In contrast, the Ninth Circuit, in Striptech v. SEC, explicitly rejected the Second Circuit’s rationale as “[un]persua[sive],” and instead joined the First Circuit in holding that a showing of pecuniary harm is not a statutory “precondition” to disgorgement. While the Ninth Circuit agreed with the Second Circuit in so far as requiring a “victim” for the imposition of equitable disgorgement, it diverged on the basis of the meaning of “victim” in this context. The Ninth Circuit reasoned that requiring pecuniary harm would be inconsistent with disgorgement at common law, which requires interference with “the claimant’s legally protected interests,” rather than proof of loss, and that the Second Circuit’s proposed approach improperly “ignores the fundamental distinction between compensatory damages, which are designed to compensate [a victim for losses], and restitution, which is designed to deprive the wrongdoer of his ill-gotten gains.” By contrast in Govil, the Second Circuit determined a victim is “one who suffers pecuniary harm from the securities fraud” – highlighting Liu’s references to disgorgement as a tool to “restore the status quo” and “return … funds to victims,” which the Second Circuit reasoned “presupposes pecuniary harm.” The Second Circuit added that disgorgement without pecuniary harm to investors “does not aim to restore the status quo at all,” but rather would “‘confer [] a windfall on those who received the benefit of the bargain,’ contrary to Liu’s command to ‘bring disgorgement within equitable bounds.’”
The Circuit split has significant practical implications for SEC enforcement. As the petition noted, in fiscal year 2024, the SEC collected $6.1 billion in disgorgement, of which approximately $345 million (less than 6% of that total) was returned to investors, far exceeding the $2.1 billion in civil penalties collected by the SEC during the same period. The amount also far exceeded the aggregate $2.7 billion in disgorgement paid to investors since October 2020.

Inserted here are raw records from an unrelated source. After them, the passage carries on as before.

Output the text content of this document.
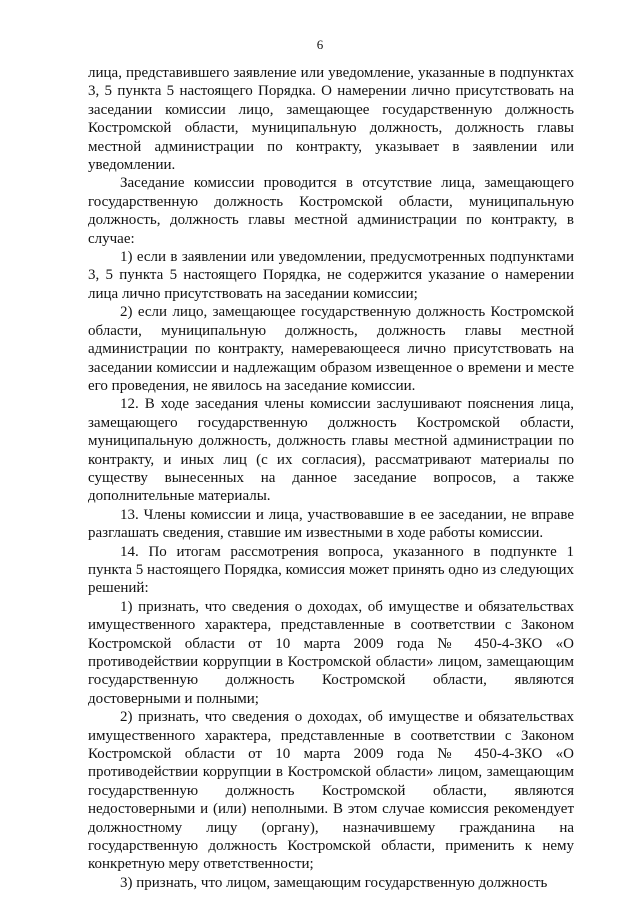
6

лица, представившего заявление или уведомление, указанные в подпунктах 3, 5 пункта 5 настоящего Порядка. О намерении лично присутствовать на заседании комиссии лицо, замещающее государственную должность Костромской области, муниципальную должность, должность главы местной администрации по контракту, указывает в заявлении или уведомлении.

Заседание комиссии проводится в отсутствие лица, замещающего государственную должность Костромской области, муниципальную должность, должность главы местной администрации по контракту, в случае:

1) если в заявлении или уведомлении, предусмотренных подпунктами 3, 5 пункта 5 настоящего Порядка, не содержится указание о намерении лица лично присутствовать на заседании комиссии;

2) если лицо, замещающее государственную должность Костромской области, муниципальную должность, должность главы местной администрации по контракту, намеревающееся лично присутствовать на заседании комиссии и надлежащим образом извещенное о времени и месте его проведения, не явилось на заседание комиссии.

12. В ходе заседания члены комиссии заслушивают пояснения лица, замещающего государственную должность Костромской области, муниципальную должность, должность главы местной администрации по контракту, и иных лиц (с их согласия), рассматривают материалы по существу вынесенных на данное заседание вопросов, а также дополнительные материалы.

13. Члены комиссии и лица, участвовавшие в ее заседании, не вправе разглашать сведения, ставшие им известными в ходе работы комиссии.

14. По итогам рассмотрения вопроса, указанного в подпункте 1 пункта 5 настоящего Порядка, комиссия может принять одно из следующих решений:

1) признать, что сведения о доходах, об имуществе и обязательствах имущественного характера, представленные в соответствии с Законом Костромской области от 10 марта 2009 года № 450-4-ЗКО «О противодействии коррупции в Костромской области» лицом, замещающим государственную должность Костромской области, являются достоверными и полными;

2) признать, что сведения о доходах, об имуществе и обязательствах имущественного характера, представленные в соответствии с Законом Костромской области от 10 марта 2009 года № 450-4-ЗКО «О противодействии коррупции в Костромской области» лицом, замещающим государственную должность Костромской области, являются недостоверными и (или) неполными. В этом случае комиссия рекомендует должностному лицу (органу), назначившему гражданина на государственную должность Костромской области, применить к нему конкретную меру ответственности;

3) признать, что лицом, замещающим государственную должность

Under the Ninth Circuit’s approach, supported by the SEC, disgorgement would be available regardless of whether investors actually lost money, because disgorgement post-Liu is a “profits-focused remedy” that “rests on the principle that a wrongdoer should not ‘make a profit out of his wrong.’” By contrast, the Second Circuit’s ruling would require the SEC to establish investor losses before seeking that remedy. Oral arguments before the Supreme Court are expected to commence on April 20, 2026.
Petition for a Writ of Certiorari, Sripetch v. SEC (Oct. 14, 2025).